Il documento del Ministero ha l’obiettivo di definire un cornice di riferimento per lo sviluppo e l’aggiornamento delle politiche e dei processi operativi di una struttura sanitaria al verificarsi di un evento avverso, che comprenda l’analisi accurata di quanto avvenuto e la comunicazione aperta e trasparente.

18 OTT - L’approccio proposto, sviluppato per il livello ospedaliero, può essere utilizzato con opportuni adattamenti nei  livelli di cura extra-ospedaliera.  Le Regioni e le P.A., nonché le strutture sanitarie di riferimento, definiranno, sulla base delle presenti linee guida, le proprie procedure operative, adattate, modificate e rese conformi allo specifico contesto regionale, in considerazione  delle  necessità di allineamento con i diversi approcci  seguiti, in particolare da un punto di vista assicurativo e di valutazione dei rischi.  Questo approccio richiede  un’analisi accurata ed approfondita  dell’evento avverso, l’identificazione dei fattori contribuenti e delle cause radice e la definizione di un piano di azione per ridurre la probabilità di accadimento dell’evento avverso. Per favorire la gestione efficace degli eventi avversi, è necessario rendere disponibili strumenti  specifici  che consentano di  ridurre il rischio, generare  i necessari miglioramenti di sistema e promuovere una cultura centrata sulla sicurezza nell’erogazione dei livelli essenziali di assistenza (LEA).

Le Linee guida  individuano due  fasi principali rispetto alle  quali predisporre le procedure per la gestione dell’evento avverso:
Fase 1: Analisi dell’evento con le seguenti azioni prioritarie:

1. Segnalazione dell’evento;
2. Identificazione dei fattori causali e/o contribuenti;
3. Azioni di miglioramento e valutazione.

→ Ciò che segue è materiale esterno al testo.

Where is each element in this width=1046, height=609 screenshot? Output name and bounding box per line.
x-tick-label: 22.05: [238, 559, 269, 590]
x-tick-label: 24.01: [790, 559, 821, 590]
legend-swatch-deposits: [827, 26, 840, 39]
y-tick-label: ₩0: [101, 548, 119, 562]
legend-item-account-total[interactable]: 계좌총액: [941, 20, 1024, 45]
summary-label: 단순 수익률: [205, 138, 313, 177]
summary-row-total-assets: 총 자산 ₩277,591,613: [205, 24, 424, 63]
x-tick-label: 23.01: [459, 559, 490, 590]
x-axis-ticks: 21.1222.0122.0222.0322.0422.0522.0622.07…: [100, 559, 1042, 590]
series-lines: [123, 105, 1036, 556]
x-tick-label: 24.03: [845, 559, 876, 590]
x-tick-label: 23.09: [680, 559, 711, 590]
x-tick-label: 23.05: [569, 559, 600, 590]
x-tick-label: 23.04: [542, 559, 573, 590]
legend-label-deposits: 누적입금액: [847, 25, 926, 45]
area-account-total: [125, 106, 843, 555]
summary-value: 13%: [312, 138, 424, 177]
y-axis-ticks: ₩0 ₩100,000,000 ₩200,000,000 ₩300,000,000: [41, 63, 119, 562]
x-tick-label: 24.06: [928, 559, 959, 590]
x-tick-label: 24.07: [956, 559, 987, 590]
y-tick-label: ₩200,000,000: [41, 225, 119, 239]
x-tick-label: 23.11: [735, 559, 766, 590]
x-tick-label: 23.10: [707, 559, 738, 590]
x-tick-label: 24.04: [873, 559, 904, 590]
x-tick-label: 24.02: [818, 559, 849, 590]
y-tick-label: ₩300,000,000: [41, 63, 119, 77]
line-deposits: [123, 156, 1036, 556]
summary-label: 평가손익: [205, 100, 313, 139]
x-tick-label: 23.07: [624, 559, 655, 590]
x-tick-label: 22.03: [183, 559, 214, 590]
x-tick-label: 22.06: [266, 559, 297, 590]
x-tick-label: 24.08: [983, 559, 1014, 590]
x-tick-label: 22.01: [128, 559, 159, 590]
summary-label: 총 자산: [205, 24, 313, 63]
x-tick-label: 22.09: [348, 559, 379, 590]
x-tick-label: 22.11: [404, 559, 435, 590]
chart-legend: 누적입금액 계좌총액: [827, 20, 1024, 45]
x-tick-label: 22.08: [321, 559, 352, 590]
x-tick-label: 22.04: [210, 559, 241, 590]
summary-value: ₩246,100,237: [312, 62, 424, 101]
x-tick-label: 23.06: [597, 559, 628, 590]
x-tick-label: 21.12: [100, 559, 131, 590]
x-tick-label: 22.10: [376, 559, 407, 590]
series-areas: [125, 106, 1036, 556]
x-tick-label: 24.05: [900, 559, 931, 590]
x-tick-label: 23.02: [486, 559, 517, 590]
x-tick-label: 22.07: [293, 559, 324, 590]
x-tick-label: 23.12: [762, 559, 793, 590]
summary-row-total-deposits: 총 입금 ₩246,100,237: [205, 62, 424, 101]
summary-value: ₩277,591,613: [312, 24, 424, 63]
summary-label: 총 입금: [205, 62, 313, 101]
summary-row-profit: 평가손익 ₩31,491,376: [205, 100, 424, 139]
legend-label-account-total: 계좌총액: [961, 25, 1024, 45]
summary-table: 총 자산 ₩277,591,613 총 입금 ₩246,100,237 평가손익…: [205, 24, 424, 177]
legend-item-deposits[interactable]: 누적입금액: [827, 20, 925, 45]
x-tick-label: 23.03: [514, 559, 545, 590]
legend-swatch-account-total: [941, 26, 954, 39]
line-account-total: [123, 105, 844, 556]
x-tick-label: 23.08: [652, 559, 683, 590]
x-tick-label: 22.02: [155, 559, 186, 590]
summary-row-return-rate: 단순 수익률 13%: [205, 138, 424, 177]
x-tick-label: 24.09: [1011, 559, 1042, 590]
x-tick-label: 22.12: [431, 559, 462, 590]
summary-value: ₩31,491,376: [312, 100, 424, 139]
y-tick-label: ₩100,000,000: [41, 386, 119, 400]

Fase 2 : Azioni di comunicazione e di contenimento del danno e/o di ristoro, con le
seguenti azioni prioritarie:
1. Esprimere rincrescimento e relazionarsi con il paziente e con i familiari;
2. Attivare le azioni di sostegno agli operatori;
3. Attivare una comunicazione istituzionale esterna veritiera, completa, seria ed
esaustiva;
4. Favorire la definizione stragiudiziale.

Ciascuna delle azioni previste nelle due fasi viene declinata in Raccomandazioni basate su evidenze di letteratura, che saranno oggetto di periodica verifica di aderenza a standard raccomandati.